Hi. I have a test installation of OHS and some sources (dspace, ojs, eprints) on it.

1s time I try to use MODS scheme with dspace, but it was not very good and I decide to use dublincore. I stop (close the tb) an update process, press the button “flush metadata” and delete this siurce.

Now, when I add it, I get not 100% harvest, but 2777 items each time (all archive is about 6000 items).

I try to make “dspace oai clean-cache” on a source side, i try to restart LAMP on OHS side, I try to delete row in the “archives” table of OHS database.

Any way to make a realy flush of all “old” metadata?

Hi @IdeaFix,

The “flush metadata” button is the best way to do it. If you’re not getting all records harvested, there are a few common causes…

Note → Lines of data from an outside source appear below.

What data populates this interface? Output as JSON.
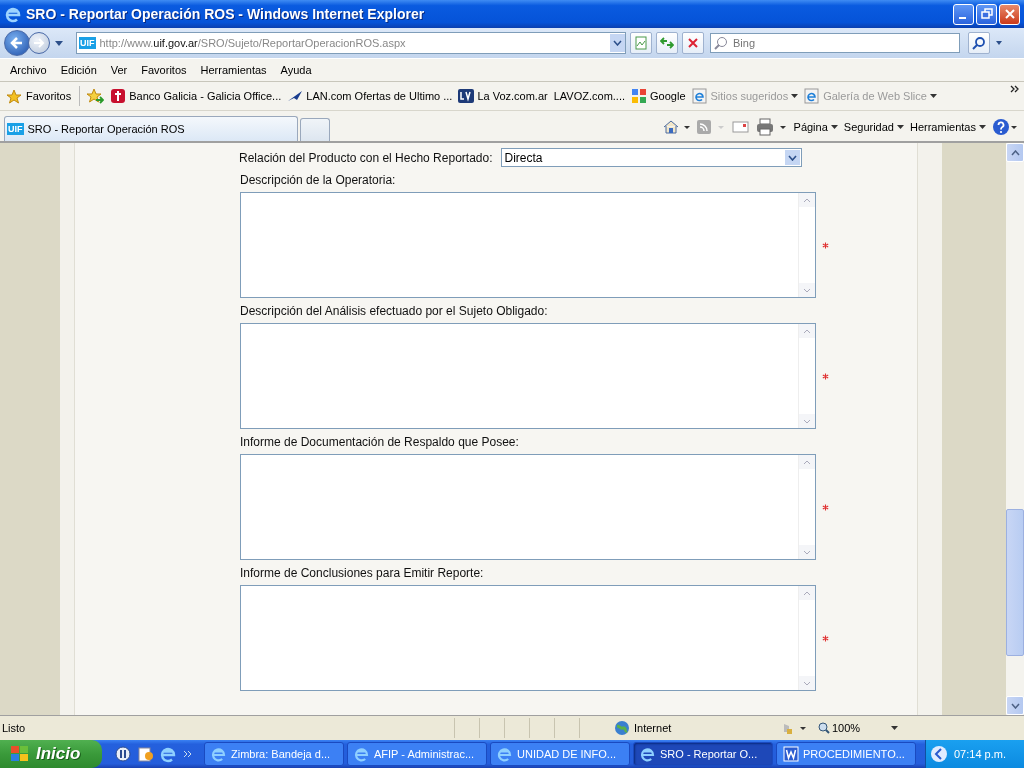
{
  "window": {
    "title": "SRO - Reportar Operación ROS - Windows Internet Explorer"
  },
  "address_bar": {
    "site_logo": "UIF",
    "url_prefix": "http://www.",
    "url_host": "uif.gov.ar",
    "url_path": "/SRO/Sujeto/ReportarOperacionROS.aspx"
  },
  "search": {
    "placeholder": "Bing"
  },
  "menu": [
    "Archivo",
    "Edición",
    "Ver",
    "Favoritos",
    "Herramientas",
    "Ayuda"
  ],
  "favorites_bar": {
    "label": "Favoritos",
    "links": [
      {
        "kind": "galicia",
        "label": "Banco Galicia - Galicia Office...",
        "disabled": false,
        "dropdown": false
      },
      {
        "kind": "plane",
        "label": "LAN.com Ofertas de Ultimo ...",
        "disabled": false,
        "dropdown": false
      },
      {
        "kind": "lv",
        "label": "La Voz.com.ar",
        "disabled": false,
        "dropdown": false
      },
      {
        "kind": "plain",
        "label": "LAVOZ.com....",
        "disabled": false,
        "dropdown": false
      },
      {
        "kind": "google",
        "label": "Google",
        "disabled": false,
        "dropdown": false
      },
      {
        "kind": "ie",
        "label": "Sitios sugeridos",
        "disabled": true,
        "dropdown": true
      },
      {
        "kind": "ie",
        "label": "Galería de Web Slice",
        "disabled": true,
        "dropdown": true
      }
    ]
  },
  "tab": {
    "logo": "UIF",
    "title": "SRO - Reportar Operación ROS"
  },
  "command_bar": [
    "Página",
    "Seguridad",
    "Herramientas"
  ],
  "form": {
    "select_label": "Relación del Producto con el Hecho Reportado:",
    "select_value": "Directa",
    "textareas": [
      {
        "label": "Descripción de la Operatoria:",
        "required": true
      },
      {
        "label": "Descripción del Análisis efectuado por el Sujeto Obligado:",
        "required": true
      },
      {
        "label": "Informe de Documentación de Respaldo que Posee:",
        "required": true
      },
      {
        "label": "Informe de Conclusiones para Emitir Reporte:",
        "required": true
      }
    ]
  },
  "status_bar": {
    "text": "Listo",
    "zone": "Internet",
    "zoom": "100%"
  },
  "taskbar": {
    "start": "Inicio",
    "tasks": [
      {
        "kind": "ie",
        "label": "Zimbra: Bandeja d...",
        "selected": false
      },
      {
        "kind": "ie",
        "label": "AFIP - Administrac...",
        "selected": false
      },
      {
        "kind": "ie",
        "label": "UNIDAD DE INFO...",
        "selected": false
      },
      {
        "kind": "ie",
        "label": "SRO - Reportar O...",
        "selected": true
      },
      {
        "kind": "word",
        "label": "PROCEDIMIENTO...",
        "selected": false
      }
    ],
    "clock": "07:14 p.m."
  }
}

  • If several repositories use identical record identifiers, there will be collisions. Make sure each repository uses unique IDs for its records. (This is normally done by setting the archive’s repository ID.)
  • If you’re using the web-based harvest tool, you might want to try the command-line one instead. Depending on your server, there may be time limits set for web-based requests, so your harvesting might get interrupted.
  • If your OAI data source encounters an error or generates invalid XML, that might cause the harvester to stop.

Regards,
Alec Smecher
Public Knowledge Project Team

Hi.

I use web based tool and my repositories have such adresses:

  1. http://hostname1/handle/123456789/XXX
  2. http://hostname2/handle/123456789/XXX

String /handle/123456789/XXX may be same for two repositories.

Pleas help me to understand what mean paremeter “Public ID” in archive properties. I can read “This unique identifier can be used in URL-based searches to identify this archive.” but what should I put on this parameter for example for this repository http://elar.rsvpu.ru/oai/request?verb=Identify or for this http://elar.usfeu.ru/oai/request?verb=Identify

Thank you